3. Any of the negative feelings the child had towards the mother came primarily from the father or his family, since the child had no recollection of who she was.
4. Prior to these two sessions, the father told the son he could leave these sessions whenever he felt uncomfortable being there.
5. On February 8, the child left the session after about five minutes, and he did the same on February 9.
6. On March 1, 1999, this court modified the December 7, 1988 order to require that a counseling session be fifty minutes, and that the child participate for at least forty minutes of each session.
7. A third session was scheduled for March 16, 1999, and the mother traveled from this state to Georgia to find out from Dr. Proefrock's secretary that the father had cancelled the appointment that morning. CT Page 12443
The father's reason for cancelling the appointment was due to his son's reluctance, opposition, and anxiety these sessions caused him.

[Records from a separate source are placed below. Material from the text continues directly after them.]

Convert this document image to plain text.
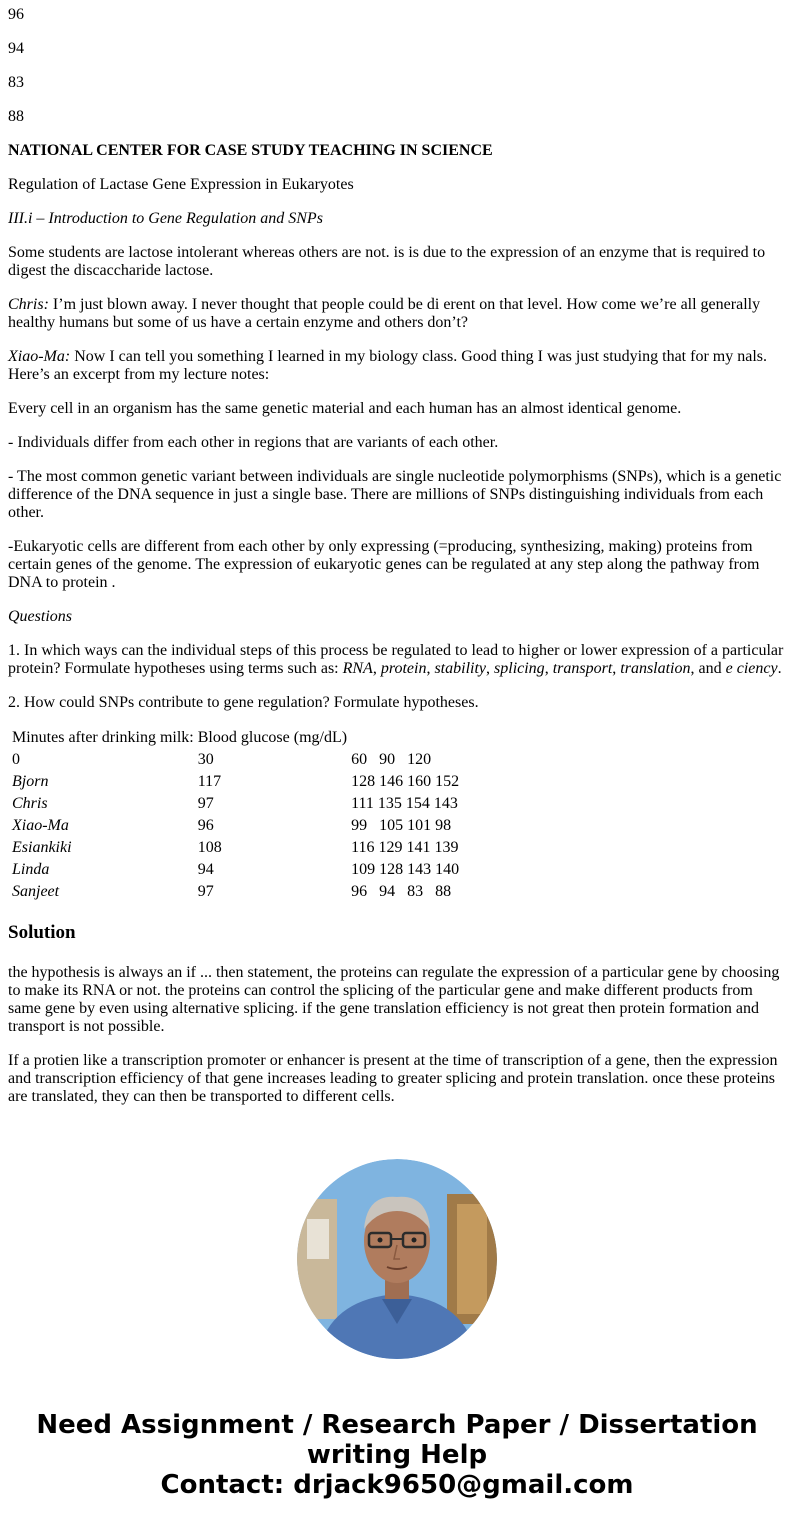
96

94

83

88

NATIONAL CENTER FOR CASE STUDY TEACHING IN SCIENCE

Regulation of Lactase Gene Expression in Eukaryotes

III.i – Introduction to Gene Regulation and SNPs

Some students are lactose intolerant whereas others are not. is is due to the expression of an enzyme that is required to digest the discaccharide lactose.

Chris: I’m just blown away. I never thought that people could be di erent on that level. How come we’re all generally healthy humans but some of us have a certain enzyme and others don’t?

Xiao-Ma: Now I can tell you something I learned in my biology class. Good thing I was just studying that for my nals. Here’s an excerpt from my lecture notes:

Every cell in an organism has the same genetic material and each human has an almost identical genome.

- Individuals differ from each other in regions that are variants of each other.

- The most common genetic variant between individuals are single nucleotide polymorphisms (SNPs), which is a genetic difference of the DNA sequence in just a single base. There are millions of SNPs distinguishing individuals from each other.

-Eukaryotic cells are different from each other by only expressing (=producing, synthesizing, making) proteins from certain genes of the genome. The expression of eukaryotic genes can be regulated at any step along the pathway from DNA to protein .

Questions

1. In which ways can the individual steps of this process be regulated to lead to higher or lower expression of a particular protein? Formulate hypotheses using terms such as: RNA, protein, stability, splicing, transport, translation, and e ciency.

2. How could SNPs contribute to gene regulation? Formulate hypotheses.

Minutes after drinking milk:	Blood glucose (mg/dL)	
0	30	60   90   120
Bjorn	117	128 146 160 152
Chris	97	111 135 154 143
Xiao-Ma	96	99   105 101 98
Esiankiki	108	116 129 141 139
Linda	94	109 128 143 140
Sanjeet	97	96   94   83   88
Solution

the hypothesis is always an if ... then statement, the proteins can regulate the expression of a particular gene by choosing to make its RNA or not. the proteins can control the splicing of the particular gene and make different products from same gene by even using alternative splicing. if the gene translation efficiency is not great then protein formation and transport is not possible.

If a protien like a transcription promoter or enhancer is present at the time of transcription of a gene, then the expression and transcription efficiency of that gene increases leading to greater splicing and protein translation. once these proteins are translated, they can then be transported to different cells.

Need Assignment / Research Paper / Dissertation
writing Help
Contact: drjack9650@gmail.com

The evidence was clear and convincing to this court that the father's cooperation was minimal. Instead of encouraging his son to attend and participate in these sessions with his mother, he did the opposite by telling him he could leave whenever he chose. The child accepted his advice and left after participating for only five minutes. Instead of advising him he could leave whenever he chose, the father had the obligation under his agreement to encourage his son to be an active participant in these sessions in accordance with the court order of December 7, 1998, as modified by the order of March 1. His advice to his son to leave the sessions whenever he chose, and his cancellation of the March 16 session, were clear and wilful violations of their court order of December 7, 1998, that he would cooperate fully in effectuating the six counseling sessions. (See Part II, Subsection F of the Agreement of December 7, 1998.)
The defendant (mother's) motion for contempt is granted. The court orders him to pay her the sum of $500 to reimburse her for the traveling expenses she incurred to attend the session in Georgia on March 16.
The court further orders him to pay her $500 for attorney's fees and costs for bringing this motion pursuant to § 46b-87 of the Connecticut General Statutes. The court finds the attorney's fees and costs to be reasonable for the estimated four hours needed to prepare and present this motion to this court.
The total sum of $1000 shall be paid to her on or before October 15, 1999.